Rien n’est donc plus opposé au style facile, et par conséquent au bon goût, que ce langage figuré, poétique, chargé de métaphores et d’antithèses, qu’on appelle, je ne sais par quelle raison, style académique, quoique les plus illustres membres de l’Académie Française l’aient évité avec soin et proscrit hautement dans leurs ouvrages. On l’appellerait avec bien plus de raison style de la chaire ; c’est en effet celui de la plupart de nos prédicateurs modernes ; il fait ressembler leurs sermons, non à l’épanchement d’un cœur pénétré des vérités qu’il doit persuader aux autres, mais à une espèce de représentation ennuyeuse et monotone, ou l’acteur s’applaudit sans être écouté. Que dirions-nous d’un homme qui ayant à nous entretenir sur la chose du monde qui nous intéresserait le plus, s’en acquitterait par un discours étudié, compassé, chargé de figures et d’ornements ? ce rhéteur à contretemps ne nous paraîtrait-il pas jouer un rôle bien ridicule ou bien insipide ? voilà l’image de la foule des prédicateurs. Leurs fades déclamations doivent paraître encore au-dessous des pieuses comédies de nos missionnaires, où les gens du monde vont rire, et d’où le peuple sort en pleurant. Ces missionnaires semblent du moins pénétrés de ce qu’ils annoncent ; et leur élocution brusque et grossière produit son effet sur l’espèce d’hommes à qui elle est destinée4.

Faut-il s’étonner après cela que l’éloquence de la chaire soit regardée comme un mauvais genre par un grand nombre de gens d’esprit, qui confondent le genre avec l’abus ? Le Petit Carême du père Massillon suffira pour apprendre à nos orateurs chrétiens et à leurs juges, combien la véritable éloquence de la chaire est opposée à l’affectation du style ; nous les renvoyons surtout au sermon sur l’humanité des grands, que les prédicateurs devraient lire sans cesse pour se former le goût, et les princes pour apprendre à être hommes.
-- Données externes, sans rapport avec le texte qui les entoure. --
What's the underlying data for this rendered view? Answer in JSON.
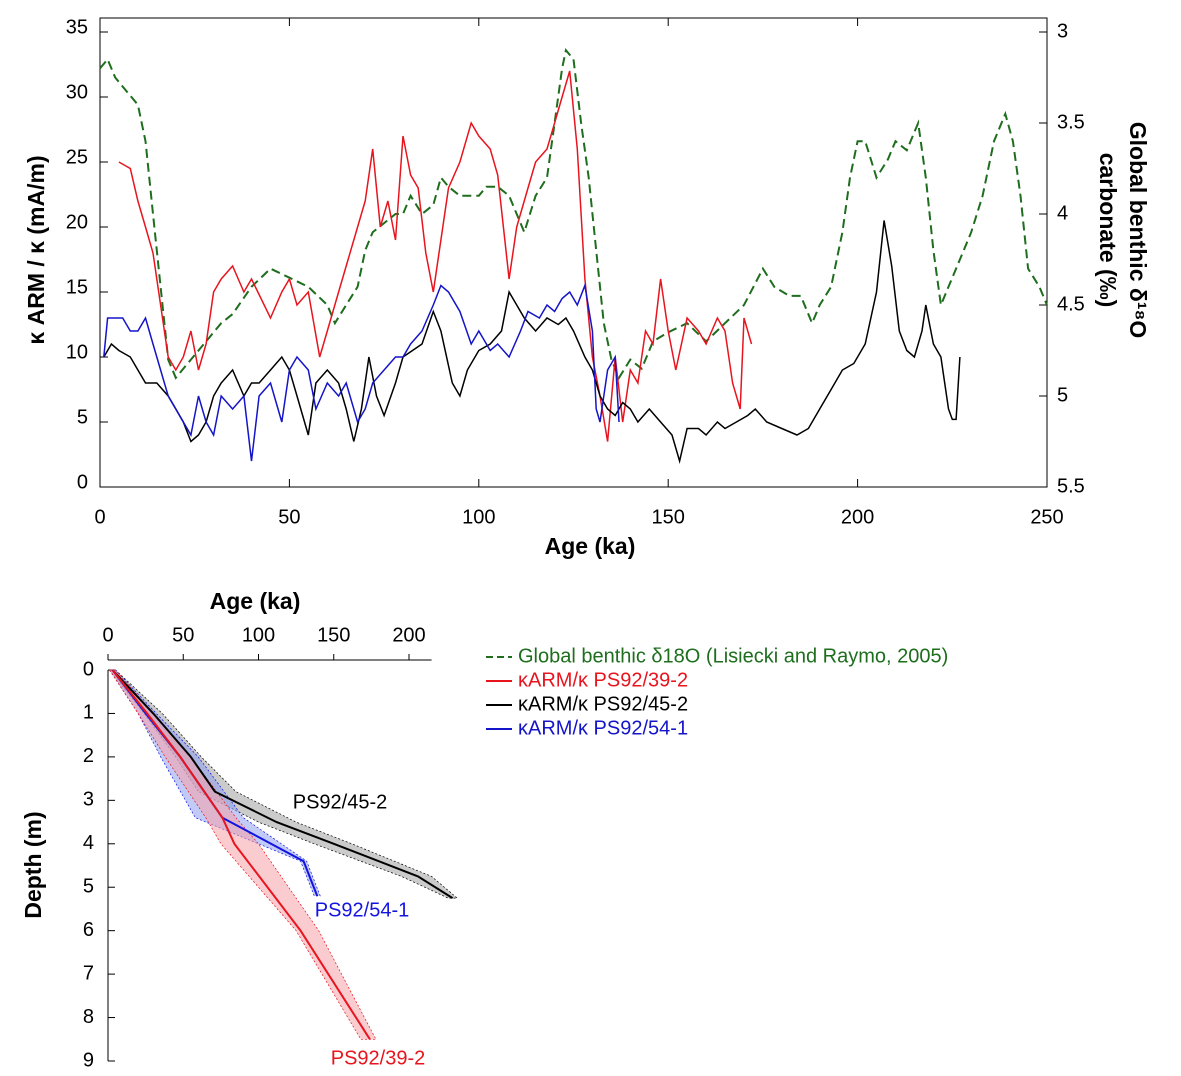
{
  "chart_data": [
    {
      "type": "line",
      "xlabel": "Age (ka)",
      "ylabel": "κ ARM / κ (mA/m)",
      "y2label": [
        "Global benthic δ¹⁸O",
        "carbonate (‰)"
      ],
      "xlim": [
        0,
        250
      ],
      "xticks": [
        0,
        50,
        100,
        150,
        200,
        250
      ],
      "ylim": [
        0,
        35
      ],
      "yticks": [
        0,
        5,
        10,
        15,
        20,
        25,
        30,
        35
      ],
      "y2lim": [
        3,
        5.5
      ],
      "y2ticks": [
        3,
        3.5,
        4,
        4.5,
        5,
        5.5
      ],
      "y2_inverted": true,
      "legend": "below",
      "series": [
        {
          "name": "Global benthic δ18O (Lisiecki and Raymo, 2005)",
          "color": "#1e6e1e",
          "dashed": true,
          "axis": "y2",
          "x": [
            0,
            2,
            4,
            6,
            8,
            10,
            12,
            14,
            16,
            18,
            20,
            22,
            24,
            26,
            28,
            30,
            32,
            35,
            40,
            45,
            50,
            55,
            60,
            62,
            65,
            68,
            70,
            72,
            75,
            78,
            80,
            82,
            85,
            88,
            90,
            92,
            95,
            98,
            100,
            102,
            105,
            108,
            110,
            112,
            115,
            118,
            120,
            122,
            123,
            125,
            127,
            129,
            131,
            133,
            135,
            137,
            140,
            143,
            146,
            150,
            155,
            160,
            165,
            170,
            175,
            178,
            182,
            185,
            188,
            190,
            193,
            196,
            198,
            200,
            202,
            205,
            208,
            210,
            213,
            216,
            218,
            220,
            222,
            224,
            226,
            228,
            230,
            233,
            236,
            239,
            241,
            243,
            245,
            248,
            250
          ],
          "values": [
            3.2,
            3.15,
            3.25,
            3.3,
            3.35,
            3.4,
            3.6,
            4.0,
            4.4,
            4.8,
            4.9,
            4.85,
            4.8,
            4.75,
            4.7,
            4.65,
            4.6,
            4.55,
            4.4,
            4.3,
            4.35,
            4.4,
            4.5,
            4.6,
            4.5,
            4.4,
            4.2,
            4.1,
            4.05,
            4.0,
            4.0,
            3.9,
            4.0,
            3.95,
            3.8,
            3.85,
            3.9,
            3.9,
            3.9,
            3.85,
            3.85,
            3.9,
            4.0,
            4.1,
            3.9,
            3.8,
            3.5,
            3.2,
            3.1,
            3.15,
            3.5,
            3.8,
            4.2,
            4.6,
            4.8,
            4.9,
            4.8,
            4.85,
            4.7,
            4.65,
            4.6,
            4.7,
            4.6,
            4.5,
            4.3,
            4.4,
            4.45,
            4.45,
            4.6,
            4.5,
            4.4,
            4.1,
            3.8,
            3.6,
            3.6,
            3.8,
            3.7,
            3.6,
            3.65,
            3.5,
            3.8,
            4.2,
            4.5,
            4.4,
            4.3,
            4.2,
            4.1,
            3.9,
            3.6,
            3.45,
            3.6,
            3.9,
            4.3,
            4.4,
            4.5
          ]
        },
        {
          "name": "κARM/κ PS92/39-2",
          "color": "#e8141e",
          "x": [
            5,
            8,
            10,
            12,
            14,
            16,
            18,
            20,
            22,
            24,
            26,
            28,
            30,
            32,
            35,
            38,
            40,
            45,
            48,
            50,
            52,
            55,
            58,
            60,
            63,
            65,
            68,
            70,
            72,
            74,
            76,
            78,
            80,
            82,
            84,
            86,
            88,
            90,
            92,
            95,
            98,
            100,
            103,
            105,
            108,
            110,
            113,
            115,
            118,
            120,
            122,
            124,
            126,
            128,
            130,
            132,
            134,
            136,
            138,
            140,
            142,
            144,
            146,
            148,
            150,
            152,
            155,
            158,
            160,
            163,
            165,
            167,
            169,
            170,
            172
          ],
          "values": [
            25,
            24.5,
            22,
            20,
            18,
            14,
            10,
            9,
            10,
            12,
            9,
            11,
            15,
            16,
            17,
            15,
            16,
            13,
            15,
            16,
            14,
            15,
            10,
            12,
            15,
            17,
            20,
            22,
            26,
            20,
            22,
            19,
            27,
            24,
            23,
            18,
            15,
            19,
            23,
            25,
            28,
            27,
            26,
            24,
            16,
            20,
            23,
            25,
            26,
            28,
            30,
            32,
            26,
            16,
            10,
            7,
            3.5,
            10,
            5,
            9,
            8,
            12,
            11,
            16,
            12,
            9,
            13,
            12,
            11,
            13,
            12,
            8,
            6,
            13,
            11
          ]
        },
        {
          "name": "κARM/κ PS92/45-2",
          "color": "#000000",
          "x": [
            1,
            3,
            5,
            8,
            10,
            12,
            15,
            18,
            20,
            22,
            24,
            26,
            28,
            30,
            32,
            35,
            38,
            40,
            42,
            45,
            48,
            50,
            52,
            55,
            57,
            60,
            63,
            65,
            67,
            69,
            71,
            73,
            75,
            78,
            80,
            85,
            88,
            90,
            93,
            95,
            97,
            100,
            103,
            106,
            108,
            110,
            112,
            115,
            118,
            121,
            123,
            125,
            128,
            130,
            132,
            134,
            136,
            138,
            140,
            142,
            145,
            148,
            151,
            153,
            155,
            158,
            160,
            163,
            165,
            168,
            171,
            173,
            176,
            180,
            184,
            187,
            190,
            193,
            196,
            199,
            202,
            205,
            207,
            209,
            211,
            213,
            215,
            217,
            218,
            220,
            222,
            224,
            225,
            226,
            227
          ],
          "values": [
            10,
            11,
            10.5,
            10,
            9,
            8,
            8,
            7,
            6,
            5,
            3.5,
            4,
            5,
            7,
            8,
            9,
            7,
            8,
            8,
            9,
            10,
            9,
            7,
            4,
            8,
            9,
            8,
            6,
            3.5,
            6,
            10,
            7,
            5.5,
            8,
            10,
            11,
            13.5,
            12,
            8,
            7,
            9,
            10.5,
            11,
            12,
            15,
            14,
            13,
            12,
            13,
            12.5,
            13,
            12,
            10,
            9,
            7,
            6,
            5.5,
            6.5,
            6,
            5,
            6,
            5,
            4,
            2,
            4.5,
            4.5,
            4,
            5,
            4.5,
            5,
            5.5,
            6,
            5,
            4.5,
            4,
            4.5,
            6,
            7.5,
            9,
            9.5,
            11,
            15,
            20.5,
            17,
            12,
            10.5,
            10,
            12,
            14,
            11,
            10,
            6,
            5.2,
            5.2,
            10
          ]
        },
        {
          "name": "κARM/κ PS92/54-1",
          "color": "#1414c8",
          "x": [
            1,
            2,
            4,
            6,
            8,
            10,
            12,
            14,
            16,
            18,
            20,
            22,
            24,
            26,
            28,
            30,
            32,
            35,
            38,
            40,
            42,
            45,
            48,
            50,
            52,
            55,
            57,
            60,
            63,
            65,
            68,
            70,
            72,
            75,
            78,
            80,
            82,
            85,
            88,
            90,
            92,
            95,
            98,
            100,
            103,
            105,
            108,
            111,
            113,
            116,
            118,
            120,
            122,
            124,
            126,
            128,
            130,
            131,
            132,
            134,
            136,
            137
          ],
          "values": [
            10,
            13,
            13,
            13,
            12,
            12,
            13,
            11,
            9,
            7,
            6,
            5,
            4,
            7,
            5,
            4,
            7,
            6,
            7,
            2,
            7,
            8,
            5,
            9,
            10,
            9,
            6,
            8,
            7,
            8,
            5,
            6,
            8,
            9,
            10,
            10,
            11,
            12,
            14,
            15.5,
            15,
            13.5,
            11,
            12,
            10.5,
            11,
            10,
            12,
            13.5,
            13,
            14,
            13.5,
            14.5,
            15,
            14,
            15.5,
            12,
            6,
            5,
            9,
            10,
            5
          ]
        }
      ]
    },
    {
      "type": "age-depth",
      "xlabel": "Age (ka)",
      "ylabel": "Depth (m)",
      "xlim": [
        0,
        215
      ],
      "xticks": [
        0,
        50,
        100,
        150,
        200
      ],
      "ylim": [
        0,
        9
      ],
      "yticks": [
        0,
        1,
        2,
        3,
        4,
        5,
        6,
        7,
        8,
        9
      ],
      "y_inverted": true,
      "series": [
        {
          "name": "PS92/45-2",
          "color": "#000000",
          "band_color": "#a0a0a0",
          "depth": [
            0,
            1,
            2,
            2.8,
            3.5,
            4,
            4.75,
            5.25
          ],
          "age": [
            3,
            30,
            55,
            71,
            112,
            150,
            206,
            229
          ],
          "age_min": [
            1,
            24,
            45,
            60,
            100,
            137,
            195,
            226
          ],
          "age_max": [
            5,
            36,
            62,
            85,
            125,
            162,
            215,
            232
          ]
        },
        {
          "name": "PS92/54-1",
          "color": "#1414e0",
          "band_color": "#8fa0f0",
          "depth": [
            0,
            1,
            2,
            3.4,
            4.4,
            5.2
          ],
          "age": [
            3,
            25,
            48,
            76,
            130,
            139
          ],
          "age_min": [
            1,
            20,
            35,
            58,
            128,
            137
          ],
          "age_max": [
            5,
            32,
            60,
            90,
            132,
            141
          ]
        },
        {
          "name": "PS92/39-2",
          "color": "#e8141e",
          "band_color": "#f5a0a8",
          "depth": [
            0,
            1,
            2,
            3.4,
            4,
            6,
            8.5
          ],
          "age": [
            3,
            26,
            48,
            76,
            84,
            128,
            174
          ],
          "age_min": [
            1,
            20,
            38,
            65,
            75,
            125,
            168
          ],
          "age_max": [
            5,
            30,
            55,
            85,
            100,
            140,
            178
          ]
        }
      ]
    }
  ]
}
La simplicité et le naturel de Massillon me paraissent, si j’ose le dire, plus propres à faire entrer dans l’âme les vérités du christianisme, que toute la dialectique de Bourdaloue. La logique de l’Évangile est dans nos cœurs ; c’est là qu’on doit la chercher ; les raisonnements les plus pressants sur le devoir indispensable d’assister les malheureux, ne toucheront guère celui qui a pu voir souffrir son semblable sans en être ému ; une âme insensible est un clavecin sans touches, dont on chercherait en vain à tirer des sons. Si la dialectique est nécessaire, c’est seulement dans les matières de dogme ; mais ces matières sont plus faites pour les livres que pour la chaire, qui doit être le théâtre des grands mouvements et non pas de la discussion. La sévérité de la controverse rejette et proscrit tout ce qui n’est pas preuve et raison ; instruire et convaincre, voilà son unique objet. Ce n’est, ni dans un sermon, ni en vers, qu’il faut entreprendre de prouver aux incrédules la vérité du christianisme ; le recueillement du cabinet et l’austérité de la prose n’ont rien de trop pour une matière si sérieuse.

En exposant les règles de l’élocution oratoire, nous avons presque donné celle du style en général. L’orateur, l’historien et le philosophe (car on peut réduire tous les écrivains à ces trois genres) diffèrent principalement entre eux par la nature des sujets qu’ils traitent ; et c’est la différence dans les sujets qui doit en mettre dans leur style : l’historien doit penser et peindre, le philosophe sentir et penser, l’orateur penser, peindre, et sentir. Mais l’élocution n’a pour tous qu’une même règle ; c’est d’être claire, précise, harmonieuse, et surtout facile et naturelle. L’affectation du style, toujours pénible et choquante, l’est principalement dans les matières philosophiques, qui doivent briller de leur propre beauté, ou l’ornement est le sujet même, et qui rejettent comme indigne d’elles toute parure empruntée d’ailleurs : c’est principalement à ces matières qu’on doit appliquer le beau passage de Pétrone : Grandis, et ut ita dicam, pudica oratio, naturali pulchritudine exurgit. En un mot, la vérité, la simplicité, la nature, voilà ce que tout écrivain doit avoir sans cesse devant les yeux. Le point essentiel, pour bien écrire, est d’être riche en idées ; mais les idées sont rares, et la rhétorique commune.